Viva La Vida Or Death And All His Friends
- Label : EMI
- Format : Album / CD Vinyle
- Date de sortie : 12/06/2008
Beaucoup de monde attendait Coldplay après un X&Y en demi-teinte qui n'avait au final convaincu que les aficionados du groupe aux 30 millions d'albums vendus.
Comme d'habitude, des informations fumeuses sur le contenu du disque ont échappés à Chris Martin, le bouclage opéré par EMI autour des écoutes de l'album à frôlé le ridicule avec un service de sécurité flirtant avec la mégalomanie d'une Madonna au mieux de sa forme.
Une pochette pompeuse, que je trouve pour ma part magnifique, mais qui peut confirmer ce statut de groupe prétentieux que la bande à Chris Martin se traîne malgré les constantes pitreries de ce dernier.

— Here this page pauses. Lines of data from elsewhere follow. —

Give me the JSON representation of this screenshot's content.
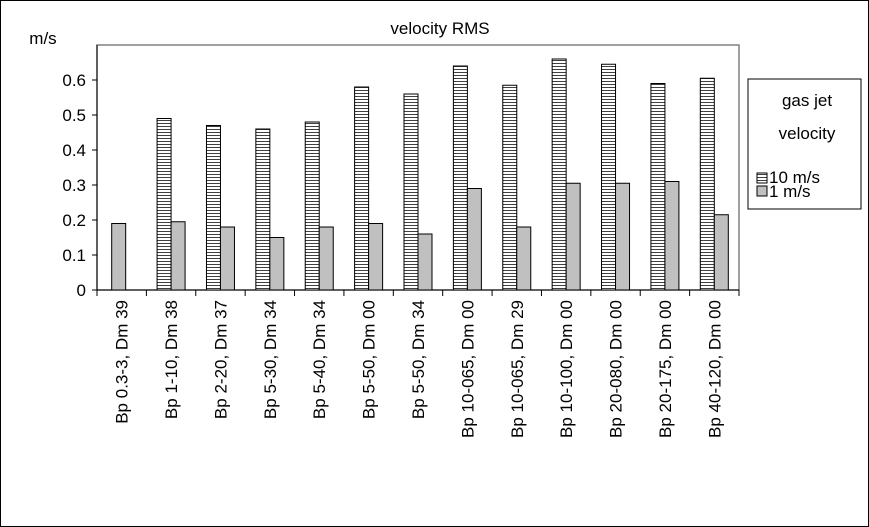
{
  "chart_data": {
    "type": "bar",
    "title": "velocity RMS",
    "ylabel": "m/s",
    "xlabel": "",
    "ylim": [
      0,
      0.7
    ],
    "yticks": [
      "0",
      "0.1",
      "0.2",
      "0.3",
      "0.4",
      "0.5",
      "0.6"
    ],
    "ytick_values": [
      0,
      0.1,
      0.2,
      0.3,
      0.4,
      0.5,
      0.6
    ],
    "grid": false,
    "legend_position": "right",
    "legend_title": [
      "gas jet",
      "velocity"
    ],
    "categories": [
      "Bp 0.3-3, Dm 39",
      "Bp 1-10, Dm 38",
      "Bp 2-20, Dm 37",
      "Bp 5-30, Dm 34",
      "Bp 5-40, Dm 34",
      "Bp 5-50, Dm 00",
      "Bp 5-50, Dm 34",
      "Bp 10-065, Dm 00",
      "Bp 10-065, Dm 29",
      "Bp 10-100, Dm 00",
      "Bp 20-080, Dm 00",
      "Bp 20-175, Dm 00",
      "Bp 40-120, Dm 00"
    ],
    "series": [
      {
        "name": "10 m/s",
        "pattern": "horizontal-stripes",
        "values": [
          null,
          0.49,
          0.47,
          0.46,
          0.48,
          0.58,
          0.56,
          0.64,
          0.585,
          0.66,
          0.645,
          0.59,
          0.605
        ]
      },
      {
        "name": "1 m/s",
        "color": "#c0c0c0",
        "values": [
          0.19,
          0.195,
          0.18,
          0.15,
          0.18,
          0.19,
          0.16,
          0.29,
          0.18,
          0.305,
          0.305,
          0.31,
          0.215
        ]
      }
    ]
  }
}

Le single "Violet Hill" est alors sorti, brouillant les pistes en confirmant ce que Coldplay fait le mieux, des grosses chansons pop/single, mais avec un je-ne-sais-quoi de différent.

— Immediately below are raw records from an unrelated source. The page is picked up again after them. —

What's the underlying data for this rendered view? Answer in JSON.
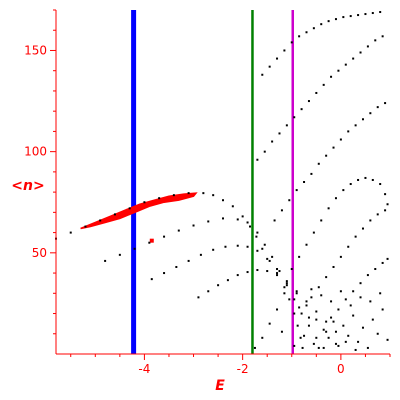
{
  "chart_data": {
    "type": "scatter",
    "xlabel": "E",
    "ylabel": "<n>",
    "xlim": [
      -5.8,
      1.0
    ],
    "ylim": [
      0,
      170
    ],
    "grid": false,
    "axis_color": "#ff0000",
    "x_ticks": [
      {
        "value": -4,
        "label": "-4"
      },
      {
        "value": -2,
        "label": "-2"
      },
      {
        "value": 0,
        "label": "0"
      }
    ],
    "y_ticks": [
      {
        "value": 50,
        "label": "50"
      },
      {
        "value": 100,
        "label": "100"
      },
      {
        "value": 150,
        "label": "150"
      }
    ],
    "vertical_lines": [
      {
        "x": -4.22,
        "color": "#0000ff"
      },
      {
        "x": -1.8,
        "color": "#008000"
      },
      {
        "x": -0.98,
        "color": "#cc00cc"
      }
    ],
    "band": {
      "color": "#ff0000",
      "points": [
        [
          -5.3,
          62
        ],
        [
          -5.0,
          65
        ],
        [
          -4.7,
          68
        ],
        [
          -4.4,
          71
        ],
        [
          -4.1,
          74
        ],
        [
          -3.8,
          76
        ],
        [
          -3.5,
          78
        ],
        [
          -3.2,
          79
        ],
        [
          -2.95,
          79.5
        ],
        [
          -3.0,
          78
        ],
        [
          -3.3,
          76
        ],
        [
          -3.6,
          75
        ],
        [
          -3.9,
          73
        ],
        [
          -4.2,
          70
        ],
        [
          -4.5,
          67
        ],
        [
          -4.8,
          65
        ],
        [
          -5.1,
          63
        ],
        [
          -5.3,
          62
        ]
      ],
      "isolated": [
        [
          -3.85,
          56
        ]
      ]
    },
    "series": [
      {
        "color": "#000000",
        "points": [
          [
            -5.8,
            57
          ],
          [
            -5.5,
            60
          ],
          [
            -5.2,
            63
          ],
          [
            -4.9,
            66
          ],
          [
            -4.6,
            69
          ],
          [
            -4.3,
            72
          ],
          [
            -4.0,
            75
          ],
          [
            -3.7,
            77
          ],
          [
            -3.4,
            78.5
          ],
          [
            -3.1,
            79.5
          ],
          [
            -2.8,
            79.5
          ],
          [
            -2.6,
            78.5
          ],
          [
            -2.4,
            76
          ],
          [
            -2.2,
            73
          ],
          [
            -2.0,
            68
          ],
          [
            -1.85,
            63
          ],
          [
            -1.72,
            58
          ],
          [
            -1.6,
            52
          ],
          [
            -1.45,
            46
          ],
          [
            -1.3,
            40
          ],
          [
            -1.15,
            33
          ],
          [
            -1.05,
            27
          ],
          [
            -0.95,
            20
          ],
          [
            -0.88,
            14
          ],
          [
            -0.82,
            8
          ],
          [
            -0.78,
            3
          ]
        ]
      },
      {
        "color": "#000000",
        "points": [
          [
            -4.8,
            46
          ],
          [
            -4.5,
            49
          ],
          [
            -4.2,
            52
          ],
          [
            -3.9,
            55
          ],
          [
            -3.6,
            58
          ],
          [
            -3.3,
            61
          ],
          [
            -3.0,
            63.5
          ],
          [
            -2.7,
            65.5
          ],
          [
            -2.4,
            67
          ],
          [
            -2.1,
            66.5
          ],
          [
            -1.9,
            65
          ],
          [
            -1.7,
            60
          ],
          [
            -1.55,
            54
          ],
          [
            -1.4,
            48
          ],
          [
            -1.25,
            41
          ],
          [
            -1.1,
            34
          ],
          [
            -0.95,
            27
          ],
          [
            -0.8,
            20
          ],
          [
            -0.65,
            14
          ],
          [
            -0.5,
            8
          ],
          [
            -0.35,
            3
          ]
        ]
      },
      {
        "color": "#000000",
        "points": [
          [
            -3.85,
            37
          ],
          [
            -3.6,
            40
          ],
          [
            -3.35,
            43
          ],
          [
            -3.1,
            46
          ],
          [
            -2.85,
            49
          ],
          [
            -2.6,
            51.5
          ],
          [
            -2.35,
            53
          ],
          [
            -2.1,
            53.5
          ],
          [
            -1.9,
            53
          ],
          [
            -1.7,
            51
          ],
          [
            -1.5,
            47
          ],
          [
            -1.3,
            42
          ],
          [
            -1.1,
            36
          ],
          [
            -0.9,
            30
          ],
          [
            -0.7,
            24
          ],
          [
            -0.5,
            17
          ],
          [
            -0.3,
            11
          ],
          [
            -0.1,
            5
          ]
        ]
      },
      {
        "color": "#000000",
        "points": [
          [
            -2.9,
            28
          ],
          [
            -2.7,
            31
          ],
          [
            -2.5,
            34
          ],
          [
            -2.3,
            36.5
          ],
          [
            -2.1,
            39
          ],
          [
            -1.9,
            40.5
          ],
          [
            -1.7,
            41.5
          ],
          [
            -1.5,
            41
          ],
          [
            -1.3,
            39
          ],
          [
            -1.1,
            35
          ],
          [
            -0.9,
            31
          ],
          [
            -0.7,
            26
          ],
          [
            -0.5,
            21
          ],
          [
            -0.3,
            16
          ],
          [
            -0.1,
            11
          ],
          [
            0.1,
            6
          ],
          [
            0.3,
            2
          ]
        ]
      },
      {
        "color": "#000000",
        "points": [
          [
            -1.6,
            138
          ],
          [
            -1.45,
            142
          ],
          [
            -1.3,
            146
          ],
          [
            -1.15,
            150
          ],
          [
            -1.0,
            154
          ],
          [
            -0.85,
            157
          ],
          [
            -0.7,
            159
          ],
          [
            -0.55,
            161
          ],
          [
            -0.4,
            163
          ],
          [
            -0.25,
            164.5
          ],
          [
            -0.1,
            165.5
          ],
          [
            0.05,
            166.5
          ],
          [
            0.2,
            167
          ],
          [
            0.35,
            167.5
          ],
          [
            0.5,
            168
          ],
          [
            0.65,
            168.5
          ],
          [
            0.8,
            169
          ]
        ]
      },
      {
        "color": "#000000",
        "points": [
          [
            -1.7,
            96
          ],
          [
            -1.55,
            100
          ],
          [
            -1.4,
            105
          ],
          [
            -1.25,
            109
          ],
          [
            -1.1,
            113
          ],
          [
            -0.95,
            117
          ],
          [
            -0.8,
            121
          ],
          [
            -0.65,
            125
          ],
          [
            -0.5,
            129
          ],
          [
            -0.35,
            133
          ],
          [
            -0.2,
            137
          ],
          [
            -0.05,
            140
          ],
          [
            0.1,
            143
          ],
          [
            0.25,
            146
          ],
          [
            0.4,
            149
          ],
          [
            0.55,
            152
          ],
          [
            0.7,
            155
          ],
          [
            0.85,
            157
          ]
        ]
      },
      {
        "color": "#000000",
        "points": [
          [
            -1.35,
            66
          ],
          [
            -1.2,
            71
          ],
          [
            -1.05,
            76
          ],
          [
            -0.9,
            81
          ],
          [
            -0.75,
            85
          ],
          [
            -0.6,
            89
          ],
          [
            -0.45,
            94
          ],
          [
            -0.3,
            98
          ],
          [
            -0.15,
            102
          ],
          [
            0.0,
            106
          ],
          [
            0.15,
            110
          ],
          [
            0.3,
            113
          ],
          [
            0.45,
            116
          ],
          [
            0.6,
            119
          ],
          [
            0.75,
            122
          ],
          [
            0.9,
            124
          ]
        ]
      },
      {
        "color": "#000000",
        "points": [
          [
            -1.0,
            42
          ],
          [
            -0.85,
            48
          ],
          [
            -0.7,
            54
          ],
          [
            -0.55,
            60
          ],
          [
            -0.4,
            66
          ],
          [
            -0.25,
            72
          ],
          [
            -0.1,
            77
          ],
          [
            0.05,
            81
          ],
          [
            0.2,
            84
          ],
          [
            0.35,
            86
          ],
          [
            0.5,
            87
          ],
          [
            0.65,
            86
          ],
          [
            0.8,
            84
          ],
          [
            0.9,
            79
          ],
          [
            0.95,
            74
          ]
        ]
      },
      {
        "color": "#000000",
        "points": [
          [
            -0.6,
            28
          ],
          [
            -0.45,
            33
          ],
          [
            -0.3,
            38
          ],
          [
            -0.15,
            43
          ],
          [
            0.0,
            48
          ],
          [
            0.15,
            53
          ],
          [
            0.3,
            58
          ],
          [
            0.45,
            62
          ],
          [
            0.6,
            66
          ],
          [
            0.75,
            69
          ],
          [
            0.9,
            71
          ]
        ]
      },
      {
        "color": "#000000",
        "points": [
          [
            -0.2,
            18
          ],
          [
            -0.05,
            22
          ],
          [
            0.1,
            27
          ],
          [
            0.25,
            31
          ],
          [
            0.4,
            35
          ],
          [
            0.55,
            39
          ],
          [
            0.7,
            42
          ],
          [
            0.85,
            45
          ],
          [
            0.95,
            47
          ]
        ]
      },
      {
        "color": "#000000",
        "points": [
          [
            -0.55,
            5
          ],
          [
            -0.45,
            3
          ],
          [
            -0.35,
            12
          ],
          [
            -0.25,
            8
          ],
          [
            -0.15,
            16
          ],
          [
            -0.05,
            4
          ],
          [
            0.05,
            14
          ],
          [
            0.15,
            9
          ],
          [
            0.25,
            19
          ],
          [
            0.35,
            6
          ],
          [
            0.45,
            13
          ],
          [
            0.55,
            3
          ],
          [
            0.65,
            17
          ],
          [
            0.75,
            10
          ],
          [
            0.85,
            22
          ],
          [
            0.95,
            7
          ],
          [
            -0.65,
            18
          ],
          [
            -0.75,
            9
          ],
          [
            -0.85,
            23
          ],
          [
            -0.6,
            32
          ],
          [
            -0.4,
            29
          ],
          [
            -0.2,
            26
          ],
          [
            0.0,
            31
          ],
          [
            0.2,
            24
          ],
          [
            0.4,
            28
          ],
          [
            0.6,
            26
          ],
          [
            0.8,
            30
          ],
          [
            -1.15,
            30
          ],
          [
            -1.3,
            22
          ],
          [
            -1.45,
            15
          ],
          [
            -1.6,
            8
          ],
          [
            -1.75,
            3
          ],
          [
            -1.2,
            11
          ],
          [
            -0.95,
            4
          ]
        ]
      }
    ]
  }
}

Alors quid de ce Viva La Vida or Death And All His Friends?
Surprenant sans l'être...
Du très bon Coldplay, si vous n'aimiez pas le groupe, il y a peu de chances que vous changiez d'avis. On y retrouve les nappes de X&Y et l'énorme son de Brian Eno, les pop songs qui ont fait le succès du groupe, mais l'ambiance y est changée, les compositions sont bien plus complexes ("Yes" , "42" , "Death And All His Friends"...) et alternent avec des singles annoncés ("Violet Hill" , "Viva la Vida" , "Lost!" , "Lovers In Japan" ...).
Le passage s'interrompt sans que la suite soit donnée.